Старший разведчик взглянул на него.
— И да и нет, — сказал он. — Этот маленький народец сообщил нам, что вы плывете. Они стоят всех сторожевых псов на свете!
Беглецы снова отправились в путь. Теперь машиной управлял один из разведчиков. Их конвоиры не были недружелюбны, но и не желали разговаривать.
— Подождите, пока вас примет Начальник, — отвечали они на вопросы.
Местом их назначения оказалась широкая полоса довольно высоко расположенной равнины. Уингейт был поражен, когда увидел множество строений и массу народа.
— Как же они могут сохранить такое место в тайне? — спросил он Джимми.
— Если бы штат Техас был покрыт вечным туманом, а жителей было бы столько, сколько в Уокегане, штат Иллинойс, вы тоже могли бы там многое скрыть!
— Но разве все это не обозначено на карте?
— На карте Венеры? Не будьте наивным.
Судя по тем словам, которые он раньше слышал от Джимми, Уингейт должен был увидеть лагерь беглых рабочих, которые скрываются в зарослях и находят случайное пропитание в окружающих болотах. Но он обнаружил здесь культуру и энергичную администрацию. Правда, это была неотесанная поселенческая культура и несложное административное устройство, с малым числом законов и неписанной конституцией, но зато тут действовала система правил общежития. Нарушители подвергались наказанию, не более несправедливому, чем на Земле.
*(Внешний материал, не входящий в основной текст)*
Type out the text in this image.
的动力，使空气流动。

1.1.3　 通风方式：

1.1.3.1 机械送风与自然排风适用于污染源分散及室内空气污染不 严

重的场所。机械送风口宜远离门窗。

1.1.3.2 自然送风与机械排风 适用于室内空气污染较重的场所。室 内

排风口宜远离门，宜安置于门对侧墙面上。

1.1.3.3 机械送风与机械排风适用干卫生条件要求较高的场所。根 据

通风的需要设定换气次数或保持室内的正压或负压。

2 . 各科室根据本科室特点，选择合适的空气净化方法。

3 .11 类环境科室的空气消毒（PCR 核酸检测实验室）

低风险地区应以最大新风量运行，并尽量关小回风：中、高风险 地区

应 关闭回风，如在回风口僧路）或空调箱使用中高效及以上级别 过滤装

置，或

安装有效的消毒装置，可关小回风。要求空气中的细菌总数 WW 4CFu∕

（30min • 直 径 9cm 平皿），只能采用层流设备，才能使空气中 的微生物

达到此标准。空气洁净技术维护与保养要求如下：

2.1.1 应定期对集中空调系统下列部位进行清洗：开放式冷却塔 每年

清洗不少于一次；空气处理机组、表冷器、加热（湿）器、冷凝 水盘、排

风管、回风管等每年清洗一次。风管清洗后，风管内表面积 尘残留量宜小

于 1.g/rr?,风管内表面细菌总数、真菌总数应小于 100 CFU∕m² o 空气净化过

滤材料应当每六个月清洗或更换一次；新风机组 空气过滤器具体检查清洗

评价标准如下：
Хамфри Уингейта поразило, что беглые рабы — пена, выброшенная с Земли человеческим прибоем, — были способны создать общество. Его предков удивляло, когда ссыльные уголовники с Ботани Бэй развили высокую цивилизацию в Австралии. Уингейта феномен Ботани Бэй[47], конечно, не удивлял: это принадлежало истории, а история никогда не вызывает удивления, если она уже свершилась.
Успех этой колонии стал понятнее Уингейту, когда он больше узнал о характере Начальника, который был вдобавок и генералиссимусом, и судьей низшей и средней инстанции, избираемым всей общиной. (За верховный суд решения выносила вся община голосованием. Эта процедура показалась Уингейту безобразно неуклюжей, однако общину она, видимо, устраивала.) В качестве судьи Начальник выносил решения, не скрывая своего отвращения к системе свидетельских отношений и к теории права, что напоминало Уингейту рассказы, слышанные им об апокрифическом старом судье Бине из «Закона к западу от Пекоса»[48].
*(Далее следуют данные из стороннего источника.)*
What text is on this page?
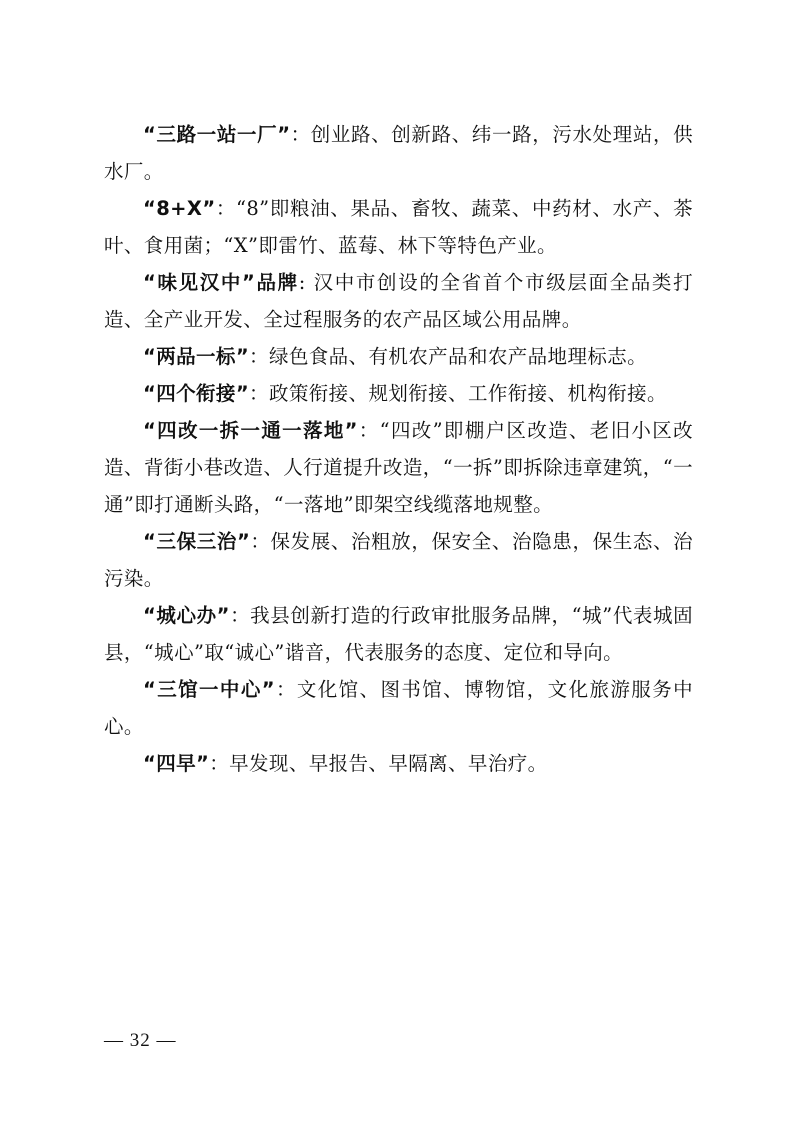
“三路一站一厂”：创业路、创新路、纬一路，污水处理站，供水厂。

“8+X”：“8”即粮油、果品、畜牧、蔬菜、中药材、水产、茶叶、食用菌；“X”即雷竹、蓝莓、林下等特色产业。

“味见汉中”品牌: 汉中市创设的全省首个市级层面全品类打造、全产业开发、全过程服务的农产品区域公用品牌。

“两品一标”：绿色食品、有机农产品和农产品地理标志。

“四个衔接”：政策衔接、规划衔接、工作衔接、机构衔接。

“四改一拆一通一落地”：“四改”即棚户区改造、老旧小区改造、背街小巷改造、人行道提升改造，“一拆”即拆除违章建筑，“一通”即打通断头路，“一落地”即架空线缆落地规整。

“三保三治”：保发展、治粗放，保安全、治隐患，保生态、治污染。

“城心办”：我县创新打造的行政审批服务品牌，“城”代表城固县，“城心”取“诚心”谐音，代表服务的态度、定位和导向。

“三馆一中心”：文化馆、图书馆、博物馆，文化旅游服务中心。

“四早”：早发现、早报告、早隔离、早治疗。

— 32 —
Чаще всего Начальнику приходилось выносить решения по поводу инцидентов, вызываемых большим недостатком женщин в колонии (мужчин было втрое больше). Уингейту пришлось признать, что тут действительно возникала ситуация, в которой традиционный обычай мог быть источником бед; он восторгался проницательностью, здравым смыслом и знанием человеческой природы, с какими Начальник разбирался в сильных человеческих страстях, поддерживая modus operandi для терпимого сосуществования.
Человек, которому удавалось сохранить мир при таких обстоятельствах, не нуждался в юридическом образовании.
Начальник избирался всеобщим голосованием, а его советники были членами выборного совета. Уингейт был убежден, что Начальник мог бы стать во главе любого общества. Этот человек обладал беспредельной энергией, большой жизненной силой, у него был громогласный смех, смелость и умение принимать решения. Он был прирожденным лидером.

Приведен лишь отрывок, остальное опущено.